Early morning flight over the Andes from Lima on Peruvian Airlines on an elderly 737. Was slightly concerned given that the airline was grounded a year or two back but all went well. Luckily the weather wasn’t too bad, I think the approach would be pretty hairy in poor weather, which I’m told happens a lot. Eek.

Very touristy here, but none the worse for it really. It’s a really interesting place, set around the Plaza de Armas  with a Cathedral and Church basically set right across from each other. I’ll get more time here on Monday so plan to see a bit more then.



The San Blas area is  full of artisans and it has nice views across the valleys.



Lots of traditional weaving going on in the streets:


I will admit it,  Llamas and Alpacas are pretty cute. I wouldn’t want to try and snog one though, get the impression they’d be pretty slobbery.


Excitement is almost at fever pitch in town tonight as its Peru vs Chile in a World Cup qualifier. At the Town Hall and library in Lima yesterday we learnt about how the Chileans burnt many sacred texts during their conflict. As I’m probably going out to a locals bar to watch it later there’s clearly only one team for me today. (UPDATE: “WE” WON 1-0)
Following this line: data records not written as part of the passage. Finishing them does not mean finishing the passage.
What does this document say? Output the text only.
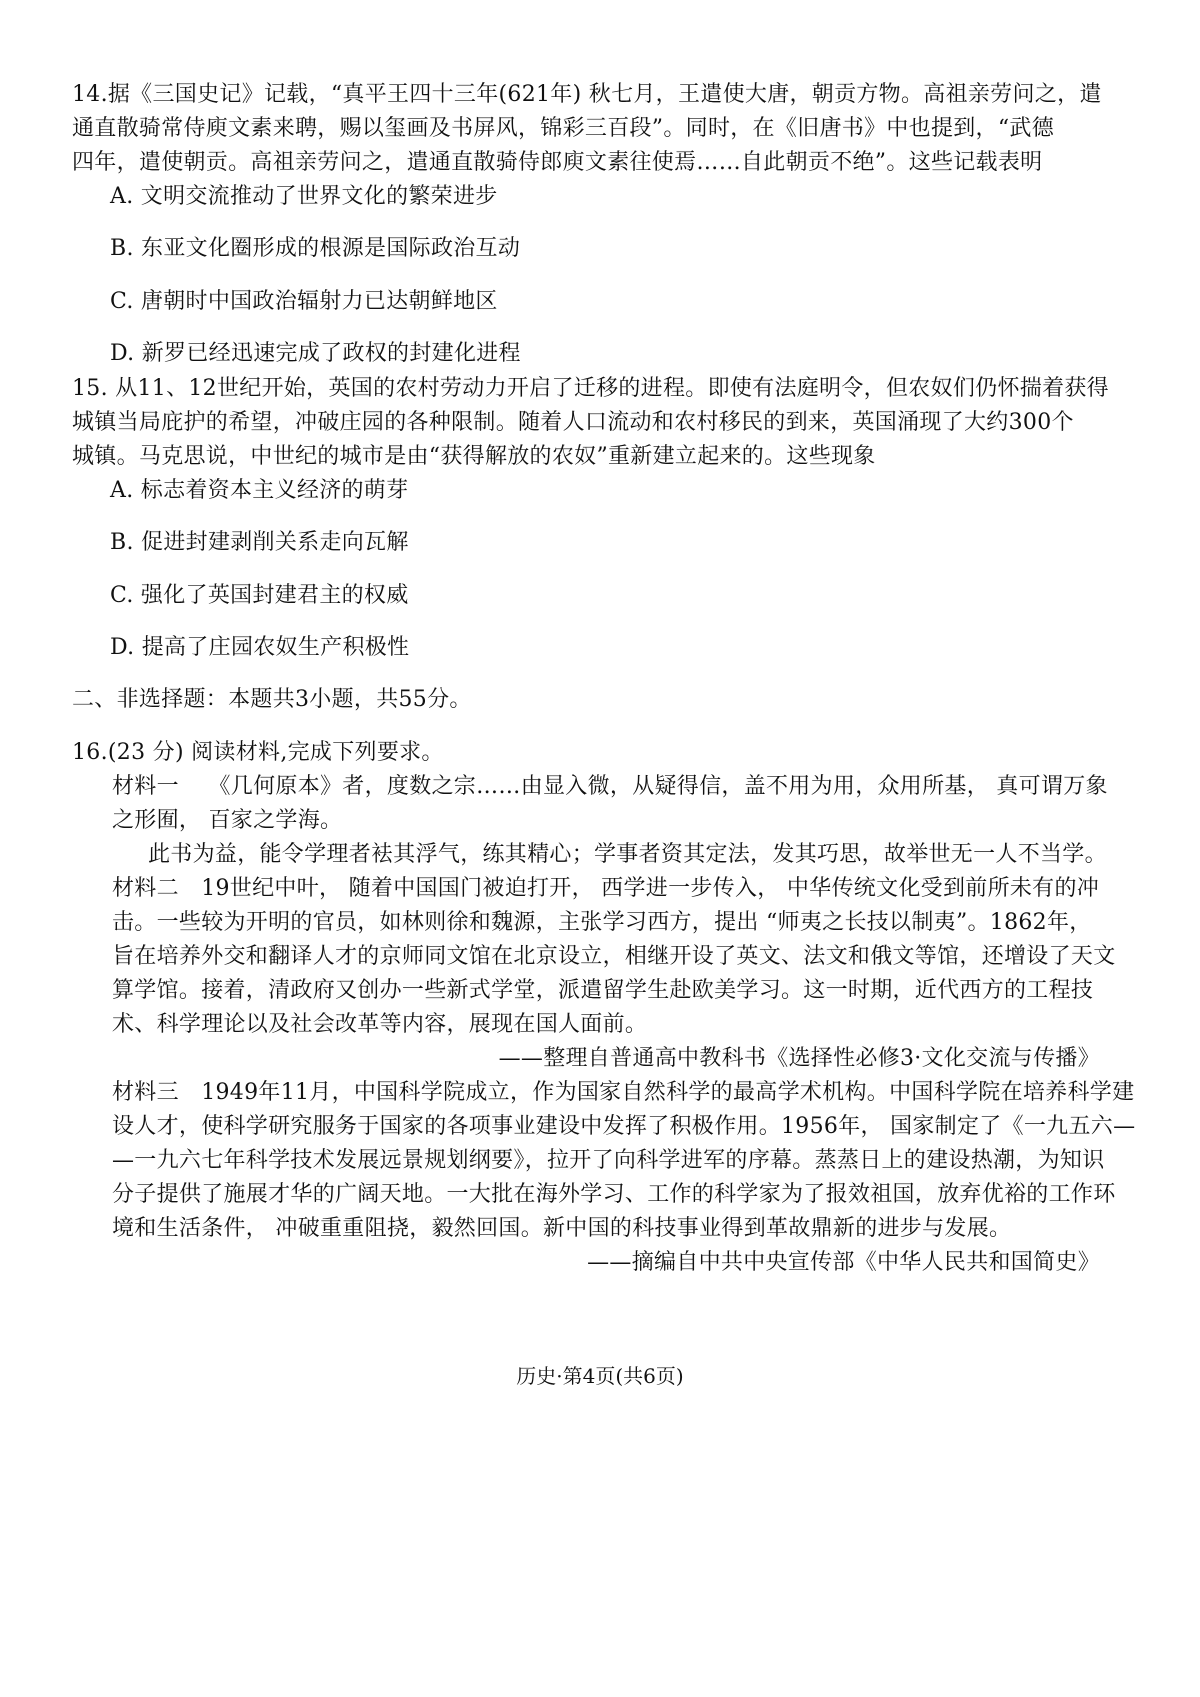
14.据《三国史记》记载，“真平王四十三年(621年) 秋七月，王遣使大唐，朝贡方物。高祖亲劳问之，遣
通直散骑常侍庾文素来聘，赐以玺画及书屏风，锦彩三百段”。同时，在《旧唐书》中也提到，“武德
四年，遣使朝贡。高祖亲劳问之，遣通直散骑侍郎庾文素往使焉……自此朝贡不绝”。这些记载表明
A. 文明交流推动了世界文化的繁荣进步
B. 东亚文化圈形成的根源是国际政治互动
C. 唐朝时中国政治辐射力已达朝鲜地区
D. 新罗已经迅速完成了政权的封建化进程
15. 从11、12世纪开始，英国的农村劳动力开启了迁移的进程。即使有法庭明令，但农奴们仍怀揣着获得
城镇当局庇护的希望，冲破庄园的各种限制。随着人口流动和农村移民的到来，英国涌现了大约300个
城镇。马克思说，中世纪的城市是由“获得解放的农奴”重新建立起来的。这些现象
A. 标志着资本主义经济的萌芽
B. 促进封建剥削关系走向瓦解
C. 强化了英国封建君主的权威
D. 提高了庄园农奴生产积极性
二、非选择题：本题共3小题，共55分。
16.(23 分) 阅读材料,完成下列要求。
材料一　 《几何原本》者，度数之宗……由显入微，从疑得信，盖不用为用，众用所基， 真可谓万象
之形囿， 百家之学海。
此书为益，能令学理者袪其浮气，练其精心；学事者资其定法，发其巧思，故举世无一人不当学。
材料二　19世纪中叶， 随着中国国门被迫打开， 西学进一步传入， 中华传统文化受到前所未有的冲
击。一些较为开明的官员，如林则徐和魏源，主张学习西方，提出 “师夷之长技以制夷”。1862年，
旨在培养外交和翻译人才的京师同文馆在北京设立，相继开设了英文、法文和俄文等馆，还增设了天文
算学馆。接着，清政府又创办一些新式学堂，派遣留学生赴欧美学习。这一时期，近代西方的工程技
术、科学理论以及社会改革等内容，展现在国人面前。
——整理自普通高中教科书《选择性必修3·文化交流与传播》
材料三　1949年11月，中国科学院成立，作为国家自然科学的最高学术机构。中国科学院在培养科学建
设人才，使科学研究服务于国家的各项事业建设中发挥了积极作用。1956年， 国家制定了《一九五六—
—一九六七年科学技术发展远景规划纲要》，拉开了向科学进军的序幕。蒸蒸日上的建设热潮，为知识
分子提供了施展才华的广阔天地。一大批在海外学习、工作的科学家为了报效祖国，放弃优裕的工作环
境和生活条件， 冲破重重阻挠，毅然回国。新中国的科技事业得到革故鼎新的进步与发展。
——摘编自中共中央宣传部《中华人民共和国简史》
历史·第4页(共6页)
Lunch today was a traditional duck dish from Northern Peru, fermented in corn beer and black beans. Delicious, and almost curry-like consistency and spicing.


Altitude sickness is of course a pretty big issue here, particularly when you come from sea level straight up to the High Andes without acclimatising on the way. There are two things that can assist the body with the process, prescription drugs and the strangely moreish Coca Tea. Apparently quite legal in Peru, but I’ve been told that it stays in your system for some time and you would likely fail a random drugs test (not that I’m that keen a cyclist anyway). I always wondered where the phrase ‘for medicinal purposes’ came from.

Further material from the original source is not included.